Most of this data would be made available to the business through reporting and monitoring, which would allow an IT architect to decide on a storage and server platform that would handle this kind of load. Manual or semi-manual analytics of many different consoles and systems would merge the data (perhaps into a spreadsheet) where we would find that (apologies if my math is off a little):
- 30% of all data load happens on one day of the month.
- 90% of the “storage sprawl" is used for other than production data. Of the remaining 10% used for production data, perhaps 2% of that space actually requires the performance.
- Cost/TB/IOPS is skewed to fit 10% of the capacity (or .2% for real!), and 30% of the total load, at 8-20x the cost.
There are far more correlations of data that can be made – and are obviously actionable and meaningful to business. For example, one could:
- Right-size the performance load to the actual requirements of the dataset, rather than incurring tremendous expense to meet the worst-case scenario.
- Manually shift storage performance tiers prior to month-end (or automatically if the storage platform allows).
- Thin provision or use non-volatile, mountable snapshots for handling data mining and “copy data” to reduce storage sprawl.
All of these are actionable through a good virtualization platform (like FreeStor) and analytics on platform and application metadata. If we add a truly heterogeneous SDS platform (like FreeStor) that can operate across different performance and platform tiers of storage, we start gaining a breadth of insight into the infrastructure that surpasses anything an admin could reasonably wrap their day around. However, because of the sheer volume and complexity of capabilities, automation and foresight MUST be imbued into the control plane.
This is where intelligent predictive analytics comes in: It’s not about seeing into the future as much as it is correlating events from the past with current events to adjust capabilities in the present. If I know all the capabilities of my targets (performance, capacity, cache, storage layout for read/write optimization, etc.) and I know the trends in requirements from the source applications, AND I know the capabilities and features of the SDS platform (like FreeStor), then I should be able to correlate events and occurrences into policy-based actions to monitor security, performance, protection, and cost SLAs with actual point-in-time events in the system. I can then recommend or automate adjustments to IO paths, storage targets, DR strategies, and new operational requests through intelligent predictive analytics.
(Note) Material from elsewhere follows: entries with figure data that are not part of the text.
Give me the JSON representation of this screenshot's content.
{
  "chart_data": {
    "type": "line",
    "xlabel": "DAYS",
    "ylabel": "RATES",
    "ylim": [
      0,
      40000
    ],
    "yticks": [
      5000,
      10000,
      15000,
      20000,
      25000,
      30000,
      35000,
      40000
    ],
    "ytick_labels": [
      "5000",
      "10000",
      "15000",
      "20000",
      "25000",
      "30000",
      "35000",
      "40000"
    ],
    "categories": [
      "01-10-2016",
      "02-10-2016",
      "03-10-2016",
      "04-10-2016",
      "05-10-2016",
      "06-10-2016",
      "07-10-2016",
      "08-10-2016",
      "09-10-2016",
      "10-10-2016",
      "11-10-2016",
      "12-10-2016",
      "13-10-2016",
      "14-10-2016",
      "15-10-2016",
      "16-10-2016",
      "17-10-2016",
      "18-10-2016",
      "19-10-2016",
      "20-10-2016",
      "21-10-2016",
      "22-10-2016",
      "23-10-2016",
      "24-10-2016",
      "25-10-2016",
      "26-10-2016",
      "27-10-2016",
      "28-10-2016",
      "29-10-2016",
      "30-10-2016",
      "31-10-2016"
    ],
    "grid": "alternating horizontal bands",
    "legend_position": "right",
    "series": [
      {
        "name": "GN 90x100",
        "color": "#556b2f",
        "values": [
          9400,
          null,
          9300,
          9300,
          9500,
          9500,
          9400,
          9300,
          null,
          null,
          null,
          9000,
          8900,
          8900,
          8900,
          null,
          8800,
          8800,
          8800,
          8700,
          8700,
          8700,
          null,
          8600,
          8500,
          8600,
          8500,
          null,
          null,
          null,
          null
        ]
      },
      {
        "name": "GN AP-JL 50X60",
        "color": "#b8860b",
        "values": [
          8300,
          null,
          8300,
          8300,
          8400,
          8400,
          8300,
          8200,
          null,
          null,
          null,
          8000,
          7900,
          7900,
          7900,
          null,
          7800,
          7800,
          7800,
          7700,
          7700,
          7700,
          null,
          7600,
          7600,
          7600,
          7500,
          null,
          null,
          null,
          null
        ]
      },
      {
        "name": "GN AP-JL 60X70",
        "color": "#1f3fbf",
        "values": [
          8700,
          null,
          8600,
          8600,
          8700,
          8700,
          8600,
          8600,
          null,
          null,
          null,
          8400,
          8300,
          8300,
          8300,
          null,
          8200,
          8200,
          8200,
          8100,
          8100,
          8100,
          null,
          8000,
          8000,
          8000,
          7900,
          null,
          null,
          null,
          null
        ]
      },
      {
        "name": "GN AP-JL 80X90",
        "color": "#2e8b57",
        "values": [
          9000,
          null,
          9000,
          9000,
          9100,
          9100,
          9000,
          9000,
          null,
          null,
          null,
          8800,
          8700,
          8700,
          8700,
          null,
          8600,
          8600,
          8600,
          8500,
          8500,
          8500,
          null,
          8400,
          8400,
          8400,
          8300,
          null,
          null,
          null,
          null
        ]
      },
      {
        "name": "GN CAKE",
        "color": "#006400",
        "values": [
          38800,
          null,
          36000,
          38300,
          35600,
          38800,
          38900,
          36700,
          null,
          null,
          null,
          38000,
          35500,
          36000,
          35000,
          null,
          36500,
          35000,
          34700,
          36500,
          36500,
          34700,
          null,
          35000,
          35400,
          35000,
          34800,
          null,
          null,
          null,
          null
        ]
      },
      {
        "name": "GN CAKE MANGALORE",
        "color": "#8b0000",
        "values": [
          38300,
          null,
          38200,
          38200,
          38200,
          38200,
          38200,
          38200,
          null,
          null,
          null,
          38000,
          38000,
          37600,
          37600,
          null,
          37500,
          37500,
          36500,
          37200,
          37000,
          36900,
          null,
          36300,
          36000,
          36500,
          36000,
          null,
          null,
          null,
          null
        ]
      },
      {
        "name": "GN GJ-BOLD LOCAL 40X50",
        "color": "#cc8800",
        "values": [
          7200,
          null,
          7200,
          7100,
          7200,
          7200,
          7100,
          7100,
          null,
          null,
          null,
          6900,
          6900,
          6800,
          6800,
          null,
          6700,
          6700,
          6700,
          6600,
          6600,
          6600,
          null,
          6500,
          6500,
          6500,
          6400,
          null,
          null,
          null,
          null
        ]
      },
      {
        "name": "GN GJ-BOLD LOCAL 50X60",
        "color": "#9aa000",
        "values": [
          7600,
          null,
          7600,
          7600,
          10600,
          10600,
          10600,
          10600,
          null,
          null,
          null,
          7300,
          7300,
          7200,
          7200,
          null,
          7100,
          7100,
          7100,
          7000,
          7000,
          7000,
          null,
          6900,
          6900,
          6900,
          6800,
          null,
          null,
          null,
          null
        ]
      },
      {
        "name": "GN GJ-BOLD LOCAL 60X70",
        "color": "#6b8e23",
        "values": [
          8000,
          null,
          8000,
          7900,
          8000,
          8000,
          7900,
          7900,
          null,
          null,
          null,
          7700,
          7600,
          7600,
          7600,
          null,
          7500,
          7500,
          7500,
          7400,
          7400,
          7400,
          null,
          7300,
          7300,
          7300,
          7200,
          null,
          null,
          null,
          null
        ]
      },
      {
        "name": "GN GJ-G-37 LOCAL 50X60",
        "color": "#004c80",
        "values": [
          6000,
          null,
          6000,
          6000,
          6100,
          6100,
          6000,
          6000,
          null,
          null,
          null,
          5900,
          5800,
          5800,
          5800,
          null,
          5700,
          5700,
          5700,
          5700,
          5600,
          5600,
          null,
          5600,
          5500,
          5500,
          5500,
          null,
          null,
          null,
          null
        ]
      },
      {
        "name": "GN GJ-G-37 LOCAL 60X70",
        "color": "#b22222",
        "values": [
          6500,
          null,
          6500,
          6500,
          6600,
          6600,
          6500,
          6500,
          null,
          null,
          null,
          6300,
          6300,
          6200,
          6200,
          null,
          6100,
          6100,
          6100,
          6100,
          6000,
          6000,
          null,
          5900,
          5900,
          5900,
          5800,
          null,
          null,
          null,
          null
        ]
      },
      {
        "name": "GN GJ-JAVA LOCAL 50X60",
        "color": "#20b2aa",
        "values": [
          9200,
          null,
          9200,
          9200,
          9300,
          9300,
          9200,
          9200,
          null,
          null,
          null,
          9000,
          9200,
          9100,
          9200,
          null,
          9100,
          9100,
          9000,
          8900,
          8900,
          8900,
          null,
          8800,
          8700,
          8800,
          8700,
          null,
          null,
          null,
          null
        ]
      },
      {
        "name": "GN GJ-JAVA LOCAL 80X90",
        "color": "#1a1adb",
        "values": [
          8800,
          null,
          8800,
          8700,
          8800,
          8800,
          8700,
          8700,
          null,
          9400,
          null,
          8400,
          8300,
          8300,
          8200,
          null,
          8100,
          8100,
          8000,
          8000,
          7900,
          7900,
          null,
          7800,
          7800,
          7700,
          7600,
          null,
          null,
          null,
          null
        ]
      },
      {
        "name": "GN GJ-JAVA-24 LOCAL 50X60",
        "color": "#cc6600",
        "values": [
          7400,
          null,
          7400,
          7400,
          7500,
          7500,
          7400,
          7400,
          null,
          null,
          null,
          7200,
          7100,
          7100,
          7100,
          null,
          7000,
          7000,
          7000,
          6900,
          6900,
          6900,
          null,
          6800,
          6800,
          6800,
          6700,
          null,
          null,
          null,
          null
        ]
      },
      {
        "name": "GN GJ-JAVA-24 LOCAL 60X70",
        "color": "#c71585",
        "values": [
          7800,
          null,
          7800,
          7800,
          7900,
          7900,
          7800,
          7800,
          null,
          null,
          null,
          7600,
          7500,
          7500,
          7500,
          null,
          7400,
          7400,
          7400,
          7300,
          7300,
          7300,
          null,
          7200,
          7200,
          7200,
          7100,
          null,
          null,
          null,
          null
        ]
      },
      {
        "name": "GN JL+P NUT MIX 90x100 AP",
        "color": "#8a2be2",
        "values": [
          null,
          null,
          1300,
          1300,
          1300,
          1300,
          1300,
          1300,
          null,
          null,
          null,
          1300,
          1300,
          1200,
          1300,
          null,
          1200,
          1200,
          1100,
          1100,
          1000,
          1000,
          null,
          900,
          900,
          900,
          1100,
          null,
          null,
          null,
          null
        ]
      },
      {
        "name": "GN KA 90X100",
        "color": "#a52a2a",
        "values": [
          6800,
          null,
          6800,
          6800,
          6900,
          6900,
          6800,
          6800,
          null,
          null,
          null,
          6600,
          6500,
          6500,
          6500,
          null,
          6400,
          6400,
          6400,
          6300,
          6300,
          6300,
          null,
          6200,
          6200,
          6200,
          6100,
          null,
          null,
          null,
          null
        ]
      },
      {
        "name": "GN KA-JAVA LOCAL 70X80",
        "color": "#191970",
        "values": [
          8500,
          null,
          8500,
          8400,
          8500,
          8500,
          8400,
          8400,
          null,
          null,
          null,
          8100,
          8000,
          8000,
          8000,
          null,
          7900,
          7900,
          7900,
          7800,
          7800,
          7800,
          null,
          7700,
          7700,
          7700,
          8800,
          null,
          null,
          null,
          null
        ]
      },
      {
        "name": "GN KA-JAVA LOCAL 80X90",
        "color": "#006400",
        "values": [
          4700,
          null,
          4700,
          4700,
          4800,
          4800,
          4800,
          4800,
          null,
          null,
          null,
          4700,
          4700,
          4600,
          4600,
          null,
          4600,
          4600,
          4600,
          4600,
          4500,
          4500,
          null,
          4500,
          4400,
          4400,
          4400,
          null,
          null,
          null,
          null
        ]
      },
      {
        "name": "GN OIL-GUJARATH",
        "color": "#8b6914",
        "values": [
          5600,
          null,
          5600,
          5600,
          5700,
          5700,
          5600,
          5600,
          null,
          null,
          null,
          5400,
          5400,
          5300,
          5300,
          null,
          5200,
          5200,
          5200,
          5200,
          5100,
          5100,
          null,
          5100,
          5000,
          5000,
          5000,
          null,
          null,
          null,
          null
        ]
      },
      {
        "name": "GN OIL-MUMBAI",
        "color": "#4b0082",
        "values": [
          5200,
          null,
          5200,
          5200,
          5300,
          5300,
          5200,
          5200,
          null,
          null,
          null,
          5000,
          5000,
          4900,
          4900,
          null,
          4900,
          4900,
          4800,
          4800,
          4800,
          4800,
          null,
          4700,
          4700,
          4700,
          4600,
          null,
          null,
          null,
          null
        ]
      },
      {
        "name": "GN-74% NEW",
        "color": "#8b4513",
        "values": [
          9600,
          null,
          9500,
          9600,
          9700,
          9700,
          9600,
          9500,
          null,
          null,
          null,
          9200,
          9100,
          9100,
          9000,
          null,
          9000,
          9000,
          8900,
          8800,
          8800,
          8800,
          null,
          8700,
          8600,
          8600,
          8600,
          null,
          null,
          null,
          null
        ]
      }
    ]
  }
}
All this boils down to operational efficiencies for the business, cost savings in key infrastructure purchasing decisions, better SLA management for business workloads, faster conversion of data into information, and faster time-to-value. I know these are big phrases and promises, but we see it every day. No longer is it enough to be an administrator or an infrastructure architect. No longer is it enough for the CIO to manage a budget and hope systems don’t go down. These days, every aspect of IT is part of the business revenue stream and is a partner in making businesses profitable and efficient. Predictive analytics is a key enabler for this new requirement.